Chi abbraccia il mondo del Commercio Equo e Solidale riconosce infatti che acquistare prodotti equosolidali non è solo una scelta economica, ma un investimento etico che contribuisce a un'economia più giusta e sostenibile.
  • Gli alimentari nonostante siano spesso il cuore delle vendite di una bottega, hanno margini di guadagno del 20-40%, più bassi rispetto all’artigianato. I prezzi sono generalmente competitivi rispetto ai negozi biologici o ai prodotti premium dei supermercati, mantenendo però il giusto compenso ai produttori.
  • L’artigianato offre margini più alti (40-60%) perché si tratta di prodotti unici e non facilmente confrontabili con quelli della grande distribuzione. Tuttavia, la vendita è meno frequente rispetto agli alimentari. 
  • Prodotti come saponi, creme e incensi hanno buoni margini (30-50%), ma richiedono una forte comunicazione sul valore aggiunto (sostenibilità, ingredienti naturali).

Se compariamo però questi valori con i margini che si ottengono dalla vendita nei negozi tradizionali otteniamo percentuali doppie, soprattutto con riferimento all’artigianato, e valori ancor più alti, nel caso della fast Fashion.

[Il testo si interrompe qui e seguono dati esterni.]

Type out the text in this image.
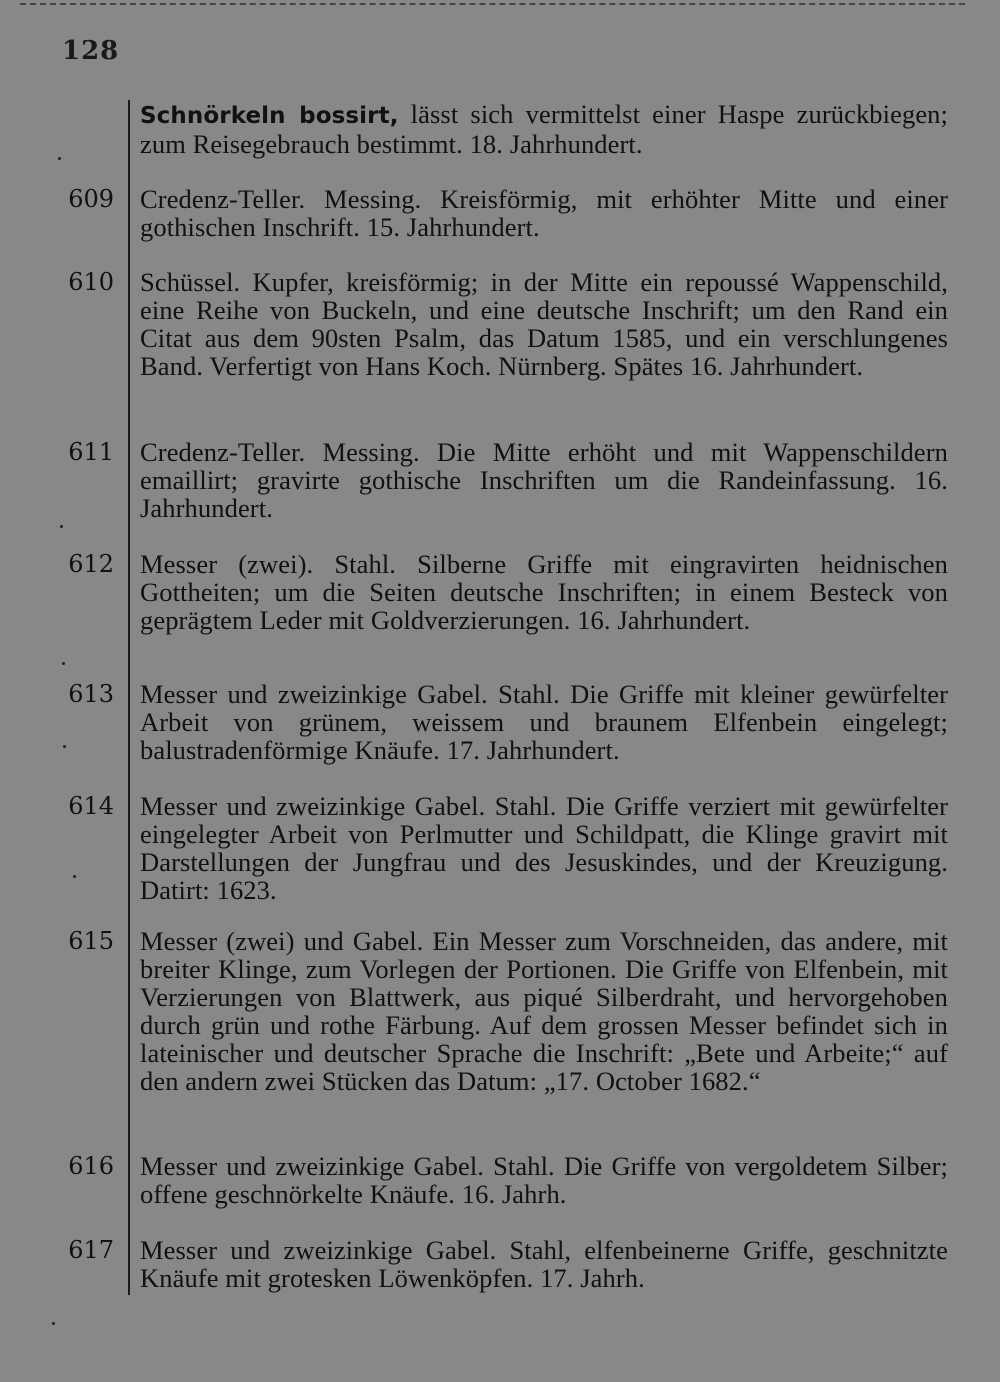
128
Schnörkeln bossirt, lässt sich vermittelst einer Haspe zurückbiegen; zum Reisegebrauch bestimmt. 18. Jahrhundert.
609 Credenz-Teller. Messing. Kreisförmig, mit erhöhter Mitte und einer gothischen Inschrift. 15. Jahrhundert.
610 Schüssel. Kupfer, kreisförmig; in der Mitte ein repoussé Wappenschild, eine Reihe von Buckeln, und eine deutsche Inschrift; um den Rand ein Citat aus dem 90sten Psalm, das Datum 1585, und ein verschlungenes Band. Verfertigt von Hans Koch. Nürnberg. Spätes 16. Jahrhundert.
611 Credenz-Teller. Messing. Die Mitte erhöht und mit Wappenschildern emaillirt; gravirte gothische Inschriften um die Randeinfassung. 16. Jahrhundert.
612 Messer (zwei). Stahl. Silberne Griffe mit eingravirten heidnischen Gottheiten; um die Seiten deutsche Inschriften; in einem Besteck von geprägtem Leder mit Goldverzierungen. 16. Jahrhundert.
613 Messer und zweizinkige Gabel. Stahl. Die Griffe mit kleiner gewürfelter Arbeit von grünem, weissem und braunem Elfenbein eingelegt; balustradenförmige Knäufe. 17. Jahrhundert.
614 Messer und zweizinkige Gabel. Stahl. Die Griffe verziert mit gewürfelter eingelegter Arbeit von Perlmutter und Schildpatt, die Klinge gravirt mit Darstellungen der Jungfrau und des Jesuskindes, und der Kreuzigung. Datirt: 1623.
615 Messer (zwei) und Gabel. Ein Messer zum Vorschneiden, das andere, mit breiter Klinge, zum Vorlegen der Portionen. Die Griffe von Elfenbein, mit Verzierungen von Blattwerk, aus piqué Silberdraht, und hervorgehoben durch grün und rothe Färbung. Auf dem grossen Messer befindet sich in lateinischer und deutscher Sprache die Inschrift: „Bete und Arbeite;“ auf den andern zwei Stücken das Datum: „17. October 1682.“
616 Messer und zweizinkige Gabel. Stahl. Die Griffe von vergoldetem Silber; offene geschnörkelte Knäufe. 16. Jahrh.
617 Messer und zweizinkige Gabel. Stahl, elfenbeinerne Griffe, geschnitzte Knäufe mit grotesken Löwenköpfen. 17. Jahrh.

Questo perché nel mercato tradizionale:
  • i produttori ricevono una frazione minima del prezzo finale, consentendo margini più elevati a distributori e rivenditori. Questa non equa distribuzione dei profitti è correlata anche al fatto che spesso i produttori sono sottopagati e lavorano in condizioni di sfruttamento;
  • i negozi tradizionali possono approfittare di grandi volumi di acquisto e costi ridotti per unità. Spesso si parla di produzioni industriali, dove gli interessi delle vendite sono correlati alla quantità e non alla qualità dei prodotti stessi e delle condizioni di di vita e di lavoro dei produttori;
  • brand e prodotti di moda o cosmetici spingono il cliente a pagare un “valore percepito” più alto rispetto al costo reale di produzione. Spesso addirittura è il marchio di un prodotto ad implicarne l’alto valore economico nel mercato, anche a fronte di un impiego sempre più frequente di materie prime di bassa qualità e di sfruttamento di lavoratori e risorse ambientali;
  • il cliente non è sempre consapevole del costo reale del prodotto, della distribuzione dei profitti e del margine di guadagno applicato dai negozi, e il mercato tradizionale trae profitto anche da questa disinformazione dei suoi consumatori.